As his flashlight brightened in his hand, he doused the overhead light with the switch by the door. He left the door open. The hallway light was too dim to relieve the deep gloom in the bedroom.
He retrieved his shotgun and took it into the empty half of the closet, from which he earlier removed Nora’s clothing. He sat on the floor with his back against the wall, leaving the riddled door open. He clicked off the flashlight.
Outside, the tormentor would see the glow of the living-room lamp, the other rooms dark.

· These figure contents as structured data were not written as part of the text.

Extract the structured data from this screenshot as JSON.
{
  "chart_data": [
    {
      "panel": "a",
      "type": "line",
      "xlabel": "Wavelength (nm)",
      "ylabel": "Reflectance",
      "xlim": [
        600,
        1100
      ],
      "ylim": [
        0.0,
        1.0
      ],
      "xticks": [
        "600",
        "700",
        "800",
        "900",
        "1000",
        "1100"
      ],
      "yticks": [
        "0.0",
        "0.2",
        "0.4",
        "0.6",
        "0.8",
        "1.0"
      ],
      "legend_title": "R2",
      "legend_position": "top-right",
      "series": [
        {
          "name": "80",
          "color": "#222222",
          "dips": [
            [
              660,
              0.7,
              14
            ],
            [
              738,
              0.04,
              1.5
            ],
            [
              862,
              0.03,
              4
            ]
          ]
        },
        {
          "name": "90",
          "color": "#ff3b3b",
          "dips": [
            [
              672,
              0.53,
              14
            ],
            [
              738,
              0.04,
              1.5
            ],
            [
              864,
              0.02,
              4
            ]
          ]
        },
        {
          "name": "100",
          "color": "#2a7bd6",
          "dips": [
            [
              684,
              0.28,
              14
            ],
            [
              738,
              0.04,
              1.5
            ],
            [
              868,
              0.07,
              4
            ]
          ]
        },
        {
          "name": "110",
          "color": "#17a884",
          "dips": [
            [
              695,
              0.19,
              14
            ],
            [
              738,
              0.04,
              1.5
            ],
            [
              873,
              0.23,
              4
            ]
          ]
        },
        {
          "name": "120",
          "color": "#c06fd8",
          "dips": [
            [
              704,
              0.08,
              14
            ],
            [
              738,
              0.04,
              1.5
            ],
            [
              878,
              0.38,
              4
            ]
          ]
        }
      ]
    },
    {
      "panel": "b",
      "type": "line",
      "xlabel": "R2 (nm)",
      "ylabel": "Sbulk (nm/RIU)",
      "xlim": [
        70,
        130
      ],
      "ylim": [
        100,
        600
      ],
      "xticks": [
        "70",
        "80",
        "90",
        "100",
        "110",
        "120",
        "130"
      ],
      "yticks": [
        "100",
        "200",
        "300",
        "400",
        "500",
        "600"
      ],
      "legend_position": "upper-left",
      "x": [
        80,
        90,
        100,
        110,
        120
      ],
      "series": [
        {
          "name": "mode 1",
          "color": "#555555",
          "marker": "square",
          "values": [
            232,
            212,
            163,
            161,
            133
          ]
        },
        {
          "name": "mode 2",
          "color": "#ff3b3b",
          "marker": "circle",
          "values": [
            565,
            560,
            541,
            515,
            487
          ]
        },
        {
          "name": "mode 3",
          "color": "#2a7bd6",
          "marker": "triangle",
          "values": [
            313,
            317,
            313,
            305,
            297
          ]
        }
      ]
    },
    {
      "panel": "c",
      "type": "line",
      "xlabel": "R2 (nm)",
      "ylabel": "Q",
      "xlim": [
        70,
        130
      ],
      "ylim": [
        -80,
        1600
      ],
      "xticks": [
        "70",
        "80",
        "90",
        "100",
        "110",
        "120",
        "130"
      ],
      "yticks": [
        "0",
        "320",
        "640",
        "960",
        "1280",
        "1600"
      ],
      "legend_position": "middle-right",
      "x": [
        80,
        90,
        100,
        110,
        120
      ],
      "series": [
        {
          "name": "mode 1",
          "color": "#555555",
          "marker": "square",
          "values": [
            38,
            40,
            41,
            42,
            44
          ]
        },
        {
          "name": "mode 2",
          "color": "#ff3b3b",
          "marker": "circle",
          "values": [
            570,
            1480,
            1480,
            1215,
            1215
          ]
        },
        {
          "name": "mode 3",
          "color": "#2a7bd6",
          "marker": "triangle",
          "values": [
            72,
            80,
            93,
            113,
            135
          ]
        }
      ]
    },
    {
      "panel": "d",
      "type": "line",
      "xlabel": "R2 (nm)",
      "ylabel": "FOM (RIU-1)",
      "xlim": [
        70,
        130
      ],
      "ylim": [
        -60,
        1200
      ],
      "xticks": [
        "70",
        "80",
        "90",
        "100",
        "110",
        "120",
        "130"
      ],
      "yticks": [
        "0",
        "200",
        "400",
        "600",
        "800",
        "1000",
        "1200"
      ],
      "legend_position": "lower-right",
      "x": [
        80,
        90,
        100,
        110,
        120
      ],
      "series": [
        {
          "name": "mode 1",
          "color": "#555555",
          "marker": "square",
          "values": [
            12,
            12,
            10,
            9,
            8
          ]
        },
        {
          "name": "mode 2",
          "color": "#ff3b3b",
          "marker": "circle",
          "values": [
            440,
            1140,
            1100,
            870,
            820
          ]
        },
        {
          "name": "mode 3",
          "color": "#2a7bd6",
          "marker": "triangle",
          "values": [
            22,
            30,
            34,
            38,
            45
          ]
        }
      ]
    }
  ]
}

He would most likely sense a trap and wait for Henry to step out of the house before making his move. If the sonofabitch dared to use his key to come inside, Henry would be ready for him.
The simulacrum under the bedclothes looked like someone sleeping.
If the tormentor stepped into the room, switched on the lights, and opened fire on the fake Henry, the real Henry would return fire from the closet, killing him.
Sitting in the dark, Henry recalled the shape on the bed, under the covers. He could see it clearly in memory.
A real man lying on the bed would present exactly the same form as the pillow-and-rolled-blanket dummy. Exactly.
He knew the sleeper was nothing but pillows and blankets because earlier he arranged them under the covers. He knew. Just pillows and blankets.
Henry listened for a distant door to open. He listened for the stealthy footsteps of an intruder. He listened intently for the sound of the bedsprings adjusting to a shifting weight.
Nothing. Nothing. Nothing. Yet.
Twenty-eight
For Cammy Rivers, the sudden recognition of the nature of the creatures’ hands was a wardrobe-to-Narnia, tornado-and-Toto moment, when the well-known land of a lifetime suddenly proved to be—to have always been—one door away, one wind away, from another reality.
The creature with the plush yellow duck found the pressure point that made the toy speak: Quack, quack.
At once, its companion answered with the purple bunny: Squeak, squeak, squeak.
Panting in anticipation of play, Merlin stood poised to move whichever way the action might go, looking from one to the other of his new friends.
Quack. Squeak, squeak. Quack, quack. Squeak.
Throughout most of her childhood, Cammy had wished desperately for a magic moment, for a wave of change to wash away the way things were, for all that seemed impossible to become possible in a wink. Having given up long ago, having been old and without dreams even before her brutal childhood ended, she now found herself on the brink of an event potentially so momentous that it seemed to have the power to put her past in a new perspective, to diminish the memory of her suffering, and to open a door through which she could step and be transformed.
Squeak. Quack. Squeak. Quack, quack, quack.
The word wonder was inadequate to describe the feeling—both emotion and sensation—that flowered in her more fully by the minute, and the right word no longer eluded her. But she feared that speaking it even to herself would jinx her, would ensure that what seemed to be momentous would turn out to be mundane.
Squeak, squeak. Quack. Squeak, squeak. Quack.
Sitting on the footstool again, Cammy remained riveted by the animals’ hands as they squeezed the toys. “No, not like monkeys. There’s over a hundred species of monkeys, some with hands instead of paws, but not all. Those with hands don’t always have thumbs.”
Grady rose from the arm of the chair behind Cammy and knelt beside the footstool on which she sat. “These guys have thumbs.”
“Oh, yeah. Yeah, they sure do. And some monkeys have thumbs that help them hold things. But only capuchins and one or maybe two other species can pick up things between their thumb and forefinger.”